Gag
    David Gewanter
"It was just your type of dream,
jumpy, a movie out-take
      where

the masked surgeon drags
his son to the operating
      theatre

and hands him a scalpel
saying, Kid, it's never too late
      to learn...

the guy under the sheet
is beaming, his eyes watery
      with pride,

So nice of you, he murmurs,
My children ignore me-:
      bashful,

the kid knifes him open, blood
blooms on the sheet,
      the pulpy

red of borscht, too red
for real life, it's just a
      borsht-belt

gag...except that
when the director yells
      Cut

You're killing 'em
no one, not even the body
      sitting up

cracks a smile, so the joke
keeps looping the set, a kind
      of intestine...

when comics need new gags
they squeeze their families
      for material,

squeeze till something nasty
pops out-: It isn't
      cinéma vérité,

more like a steamboat
burning its cabin-planks
      for fuel:

Should we call it art
just because real people
      get hurt?"




Revenger Sonnets

    David Gewanter
Achilles, dragging Hector's corpse
round the dusty plains of Troy, grew bored.
      Iliad

I

"A cowboy shoots Iago in the ass;
      in Brooklyn, the audience yells at Lear, Throw
      those rotten girls out!
American know-how
would solve tragedy, no revenger's black

smile here, tooth for a tooth for a tooth gone--
      here, we can calibrate both suffering
      and crime: cash for tears, cash for a chopped-off hand;
our balance-needle trembles toward heaven,

a calculus for love.... Still, there's more lust
      in payback: tongues cut for a word, your child
      split for my mother. The day the Wall fell

my friends sobbed-- One Deutschland and Europe's dead.
      They never bought German, not even a pill.
      And the pill granules-German too? It's just

a slurry of revenge for them, formless...

II

Hitler hugged the Volkswagon-but he also
      called Henry Ford his hero, nailed his photo
      above his desk, got him a medal too.
Corn we eat grows from shit. The man who

invented the electric can-opener
      gives the Aryan Nation millions a year:
      does every opened can kill a Jew? Once,
I sublet my place to a Dresden student

(nice kid), and panicked: would my Nazi books
      upset him? I boxed them up, Auschwitz, Speer,
      Nuremburg...
German shame had become mine:

we'd never square things. --Bothered me all year,
      a stew rattling the lid. My neighbors took
      him to church, gospel ladies clapping time,

the clink-clink as his change hit the plate...."

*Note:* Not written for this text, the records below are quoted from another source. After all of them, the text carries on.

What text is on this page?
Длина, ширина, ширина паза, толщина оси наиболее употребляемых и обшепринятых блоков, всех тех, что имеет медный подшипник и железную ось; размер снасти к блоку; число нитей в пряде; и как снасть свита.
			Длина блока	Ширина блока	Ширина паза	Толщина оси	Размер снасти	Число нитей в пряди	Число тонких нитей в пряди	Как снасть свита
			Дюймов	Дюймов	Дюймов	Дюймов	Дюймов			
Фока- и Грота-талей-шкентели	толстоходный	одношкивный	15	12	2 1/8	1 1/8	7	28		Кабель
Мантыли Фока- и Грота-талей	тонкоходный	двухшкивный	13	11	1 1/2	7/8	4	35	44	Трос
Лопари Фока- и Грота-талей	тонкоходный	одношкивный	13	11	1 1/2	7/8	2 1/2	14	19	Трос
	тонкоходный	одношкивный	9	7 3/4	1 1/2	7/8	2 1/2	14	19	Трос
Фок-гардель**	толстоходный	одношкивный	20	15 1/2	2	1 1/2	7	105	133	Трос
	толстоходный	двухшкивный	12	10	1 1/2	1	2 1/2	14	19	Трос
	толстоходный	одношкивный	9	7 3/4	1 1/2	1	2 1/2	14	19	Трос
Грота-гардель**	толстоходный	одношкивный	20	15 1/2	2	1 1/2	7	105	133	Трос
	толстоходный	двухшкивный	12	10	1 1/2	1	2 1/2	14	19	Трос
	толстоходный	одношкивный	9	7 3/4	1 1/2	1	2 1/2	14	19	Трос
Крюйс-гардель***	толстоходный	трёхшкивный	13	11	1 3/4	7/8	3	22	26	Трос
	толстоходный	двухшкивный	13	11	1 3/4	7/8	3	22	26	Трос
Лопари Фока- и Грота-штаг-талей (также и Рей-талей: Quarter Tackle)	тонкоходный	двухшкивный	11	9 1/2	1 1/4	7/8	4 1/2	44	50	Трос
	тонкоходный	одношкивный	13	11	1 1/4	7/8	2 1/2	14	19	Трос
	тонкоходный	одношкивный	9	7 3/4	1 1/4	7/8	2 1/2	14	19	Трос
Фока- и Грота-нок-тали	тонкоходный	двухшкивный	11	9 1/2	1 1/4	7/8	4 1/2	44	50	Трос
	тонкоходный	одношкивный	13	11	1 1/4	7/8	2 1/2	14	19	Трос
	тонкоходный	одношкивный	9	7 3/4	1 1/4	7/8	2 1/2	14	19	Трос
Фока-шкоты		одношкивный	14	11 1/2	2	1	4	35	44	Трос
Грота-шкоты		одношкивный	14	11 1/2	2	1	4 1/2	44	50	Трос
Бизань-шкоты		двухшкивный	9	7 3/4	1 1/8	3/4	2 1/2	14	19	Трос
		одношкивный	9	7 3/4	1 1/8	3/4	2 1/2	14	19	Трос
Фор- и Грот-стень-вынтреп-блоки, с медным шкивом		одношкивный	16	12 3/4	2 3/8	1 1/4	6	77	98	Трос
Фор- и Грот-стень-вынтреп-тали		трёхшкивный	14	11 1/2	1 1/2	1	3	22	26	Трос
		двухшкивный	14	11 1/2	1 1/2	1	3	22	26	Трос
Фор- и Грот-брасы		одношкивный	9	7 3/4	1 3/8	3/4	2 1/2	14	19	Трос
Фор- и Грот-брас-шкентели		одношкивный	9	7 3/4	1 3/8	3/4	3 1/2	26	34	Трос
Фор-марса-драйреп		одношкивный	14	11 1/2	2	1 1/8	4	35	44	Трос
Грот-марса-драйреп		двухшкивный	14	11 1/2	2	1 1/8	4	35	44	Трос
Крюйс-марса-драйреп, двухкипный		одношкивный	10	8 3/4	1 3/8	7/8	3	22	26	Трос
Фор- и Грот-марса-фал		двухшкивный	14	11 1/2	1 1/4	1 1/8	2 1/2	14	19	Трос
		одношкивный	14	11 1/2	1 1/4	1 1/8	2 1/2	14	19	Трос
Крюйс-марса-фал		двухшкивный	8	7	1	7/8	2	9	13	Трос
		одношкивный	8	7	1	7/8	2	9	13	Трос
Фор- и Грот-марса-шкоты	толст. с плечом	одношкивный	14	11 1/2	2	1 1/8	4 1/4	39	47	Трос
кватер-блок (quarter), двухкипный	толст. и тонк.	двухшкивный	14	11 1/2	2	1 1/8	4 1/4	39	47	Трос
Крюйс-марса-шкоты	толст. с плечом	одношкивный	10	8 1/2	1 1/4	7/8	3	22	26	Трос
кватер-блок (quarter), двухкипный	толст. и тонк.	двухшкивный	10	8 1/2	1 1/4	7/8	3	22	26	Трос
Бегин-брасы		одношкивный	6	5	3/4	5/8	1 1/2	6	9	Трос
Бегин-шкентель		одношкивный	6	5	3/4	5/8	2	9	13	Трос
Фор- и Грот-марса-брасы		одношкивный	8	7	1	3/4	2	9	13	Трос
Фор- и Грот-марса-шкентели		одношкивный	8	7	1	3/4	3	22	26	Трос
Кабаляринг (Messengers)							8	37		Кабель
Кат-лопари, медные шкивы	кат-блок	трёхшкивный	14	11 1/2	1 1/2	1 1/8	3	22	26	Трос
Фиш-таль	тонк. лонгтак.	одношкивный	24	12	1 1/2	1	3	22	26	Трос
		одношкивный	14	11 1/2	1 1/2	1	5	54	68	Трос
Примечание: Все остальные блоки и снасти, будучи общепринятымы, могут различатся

David Gewanter's first book of poems, "In the Belly" (Chicago, 1997), won the John Zacharis Award from "Ploughshares". His new volume, "The Sleep of Reason", also from Chicago, is due out in 2003, as is "The Collected Poems of Robert Lowell" (FSG) which he is editing with Frank Bidart. He was a Witter Bynner Fellow at the Library of Congress, and teaches at Georgetown.